Pharming attributed the performance to strong patient uptake in the U.S. and ongoing geographic expansion.
Crucially, the company appears to be maintaining cost discipline amid this growth, with preliminary operating expenses expected to land between $304 million and $308 million—fully in line with previous communications.
Investors are now looking toward a pivotal virtual Investor Day scheduled for February 3, 2026.
Management is expected to provide 2026 financial guidance and critical updates on its R&D pipeline.

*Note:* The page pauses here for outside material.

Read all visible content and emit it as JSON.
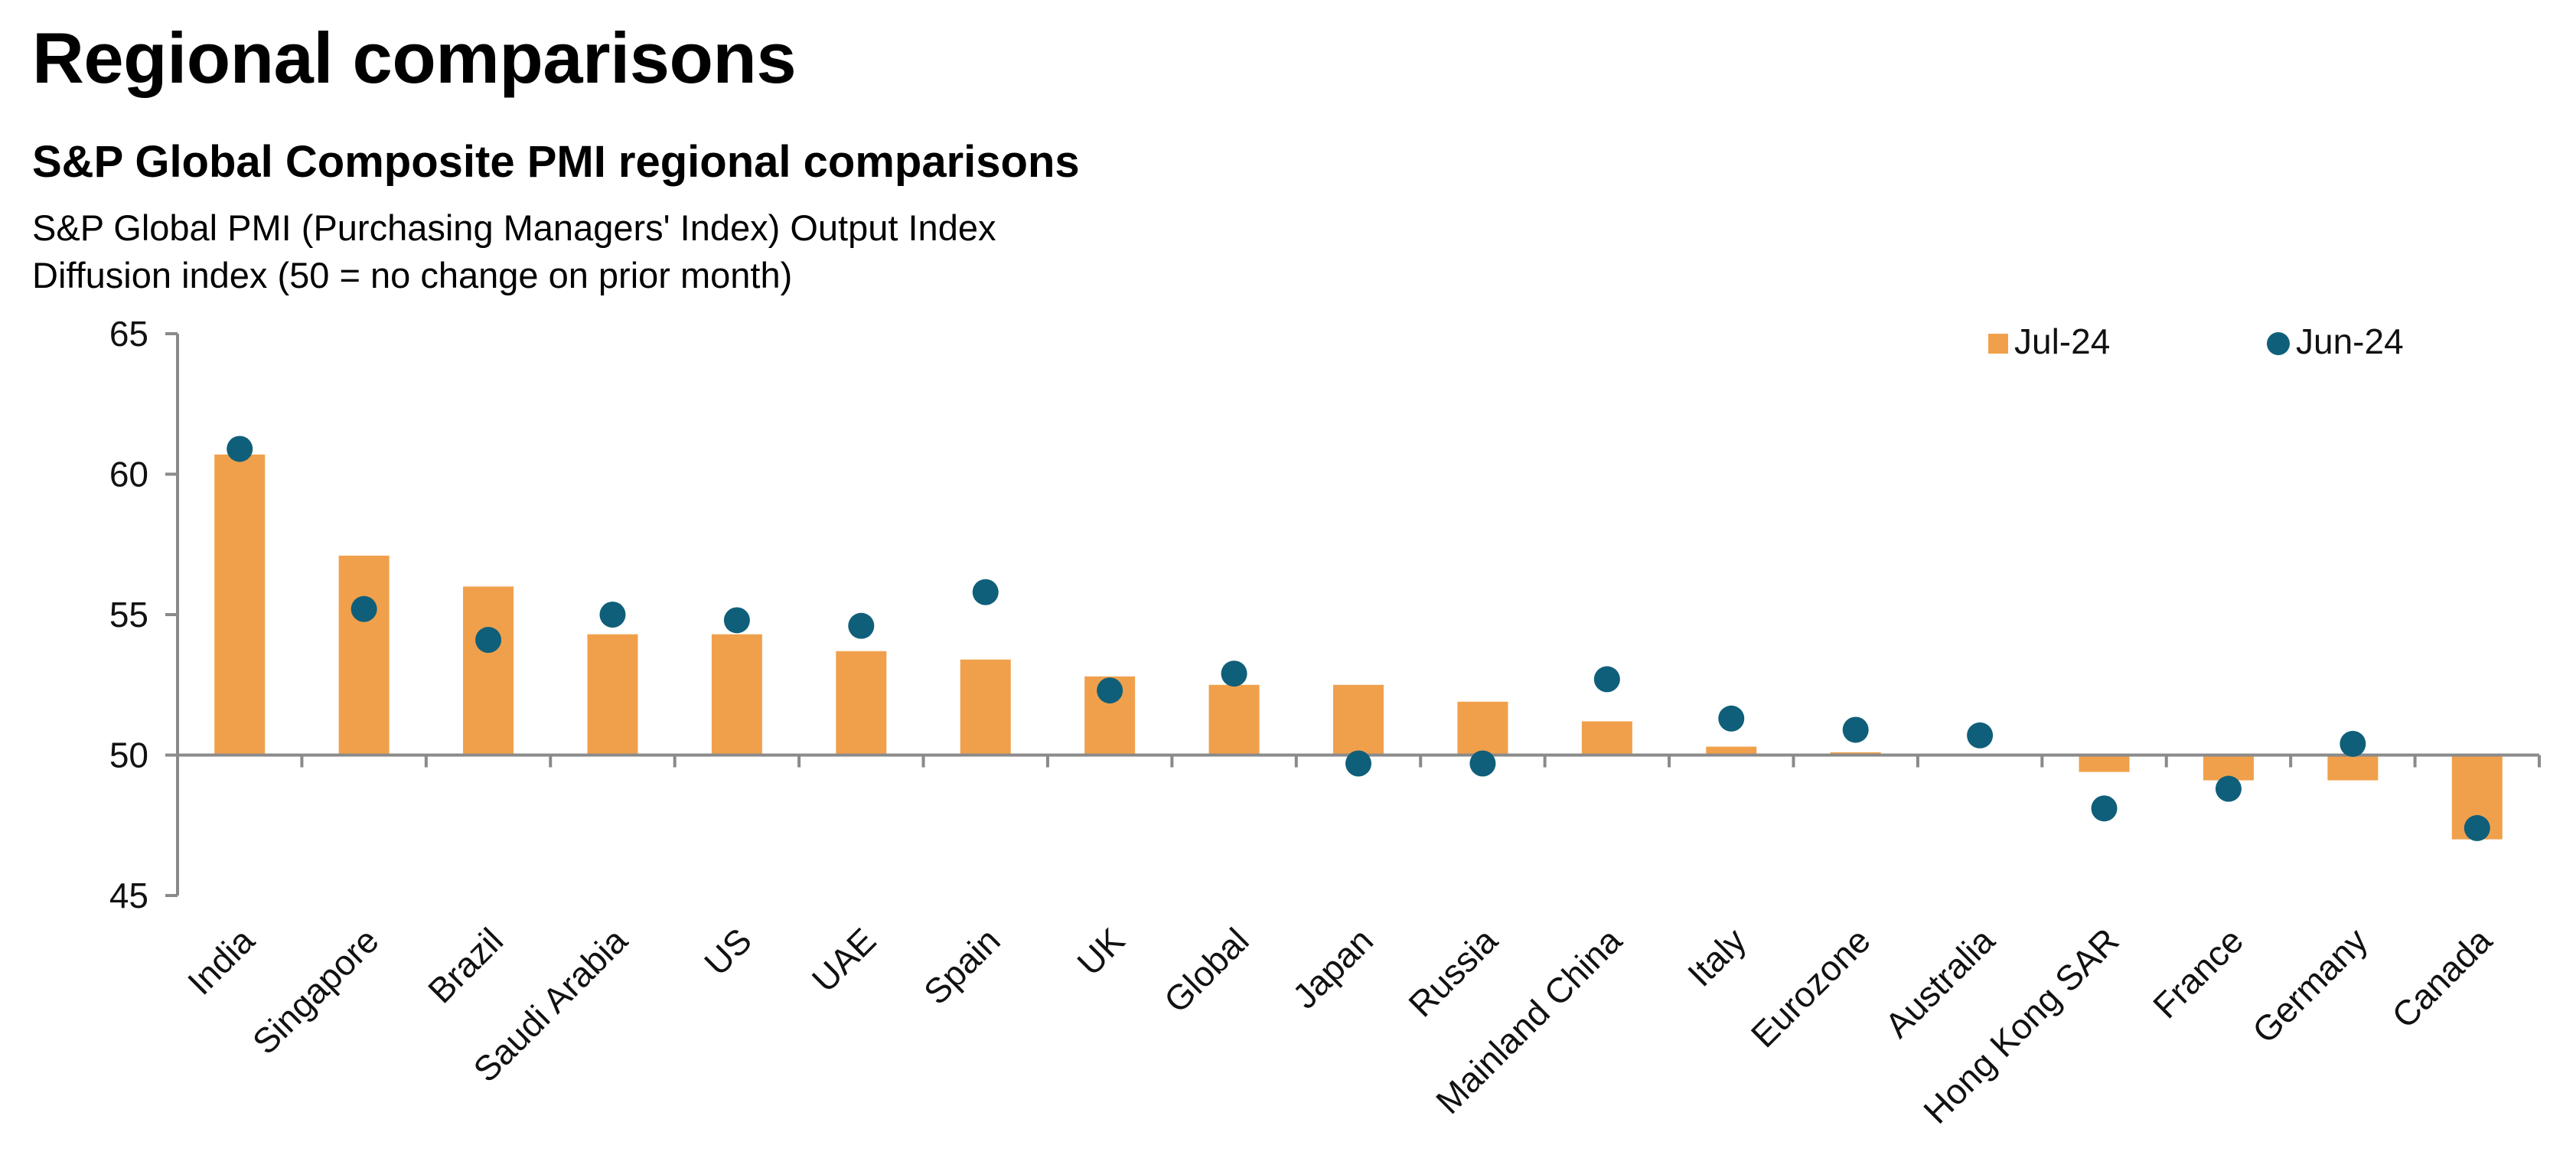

High on the agenda are the Phase II proof-of-concept trials for leniolisib in primary immunodeficiencies (PIDs) and the pivotal FALCON study for KL1333, a potential treatment for mtDNA-driven mitochondrial disease.
The rare disease specialist is also awaiting a key regulatory catalyst this month: an FDA decision on the supplemental New Drug Application (sNDA) for leniolisib in children aged 4 to 11, which carries a PDUFA action date of January 31, 2026.
A positive decision would significantly expand the addressable market for the drug.
Pharming plans to release its final audited financial results for the fourth quarter and full year on March 12, 2026.